• 29.09.2011, 10:01:02
  • /
  • OTS0066 OTW0066

Tierschutz - auch für Versuchstiere

Wien (OTS) - "Ersatzmethoden sind der beste Schutz für
Versuchstiere", erklärt Gerda Matias, die Präsidentin des
Internationalen Bund der Tierversuchsgegner (IBT), und fordert
anlässlich des Welttierschutztages die vereinbarte Umsetzung der
letzten Stufe des schrittweise erfolgten Verbotes der Tierversuche
für Kosmetika per März 2013 ein.

Denn das lange angekündigte und versprochene endgültige "Aus" der
Tierversuche für Kosmetika wackelt, weil es die EU-Kommission
verabsäumt hat, rechtzeitig Ersatzmethoden für drei Tests* zu
fördern, zu entwickeln und rechtlich anzuerkennen, die noch bis 2013
mit Tieren erlaubt sind.

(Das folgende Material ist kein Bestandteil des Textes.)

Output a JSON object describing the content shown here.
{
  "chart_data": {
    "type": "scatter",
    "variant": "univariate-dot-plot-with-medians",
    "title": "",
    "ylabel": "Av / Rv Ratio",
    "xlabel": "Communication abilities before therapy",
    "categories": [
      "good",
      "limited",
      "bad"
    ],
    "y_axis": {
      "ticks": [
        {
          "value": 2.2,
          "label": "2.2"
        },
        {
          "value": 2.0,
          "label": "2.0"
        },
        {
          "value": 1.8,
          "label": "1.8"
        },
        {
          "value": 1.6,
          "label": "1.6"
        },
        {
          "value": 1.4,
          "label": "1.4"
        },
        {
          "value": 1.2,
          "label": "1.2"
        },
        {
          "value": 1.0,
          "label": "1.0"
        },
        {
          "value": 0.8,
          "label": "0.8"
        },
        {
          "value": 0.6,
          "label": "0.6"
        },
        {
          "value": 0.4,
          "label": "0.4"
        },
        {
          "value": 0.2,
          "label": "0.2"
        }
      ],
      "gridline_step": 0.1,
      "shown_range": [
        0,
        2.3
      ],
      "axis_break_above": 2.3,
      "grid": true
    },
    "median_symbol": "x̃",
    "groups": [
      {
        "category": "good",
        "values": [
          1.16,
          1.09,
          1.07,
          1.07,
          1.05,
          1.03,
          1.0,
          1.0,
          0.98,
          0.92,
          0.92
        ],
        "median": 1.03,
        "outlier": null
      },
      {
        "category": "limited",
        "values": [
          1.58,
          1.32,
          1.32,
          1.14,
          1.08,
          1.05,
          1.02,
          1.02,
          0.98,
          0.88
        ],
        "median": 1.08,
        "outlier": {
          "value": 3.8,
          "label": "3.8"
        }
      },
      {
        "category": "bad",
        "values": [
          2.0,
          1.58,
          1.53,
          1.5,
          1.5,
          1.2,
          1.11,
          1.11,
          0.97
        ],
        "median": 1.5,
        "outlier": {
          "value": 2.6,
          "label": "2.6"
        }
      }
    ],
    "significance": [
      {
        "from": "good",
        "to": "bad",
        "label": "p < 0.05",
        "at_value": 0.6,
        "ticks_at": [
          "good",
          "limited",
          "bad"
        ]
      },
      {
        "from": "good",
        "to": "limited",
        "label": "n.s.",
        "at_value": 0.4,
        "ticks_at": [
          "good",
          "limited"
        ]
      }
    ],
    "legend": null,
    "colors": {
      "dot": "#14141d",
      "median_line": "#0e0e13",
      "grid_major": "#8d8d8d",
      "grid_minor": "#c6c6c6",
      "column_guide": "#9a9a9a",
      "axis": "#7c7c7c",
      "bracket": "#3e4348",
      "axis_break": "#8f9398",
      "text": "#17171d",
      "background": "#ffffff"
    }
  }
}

Dieses langjährige Versäumnis geht aus dem
jüngst von der EU-Kommission veröffentlichten "Bericht über die
Entwicklung, Validierung und rechtliche Anerkennung von
Alternativmethoden für Tierversuche im Bereich kosmetischer Mittel
(2009)" hervor.

Der mühselige Ausstieg aus den Tierversuchen für Kosmetika
Schon vor über dreizehn Jahren, genau mit 1. Jänner 1998, hätte
EU-weit ein generelles Verbot von tierversuchsgetesteten
Kosmetikprodukten in Kraft treten sollen. Allerdings wurde dieses
beschlossene Verbot immer wieder aufs Neue verschoben.
Im Jahre 2003 wurde dann ein schrittweise umzusetzendes Verbot der
Tierversuche für Kosmetika verabschiedet.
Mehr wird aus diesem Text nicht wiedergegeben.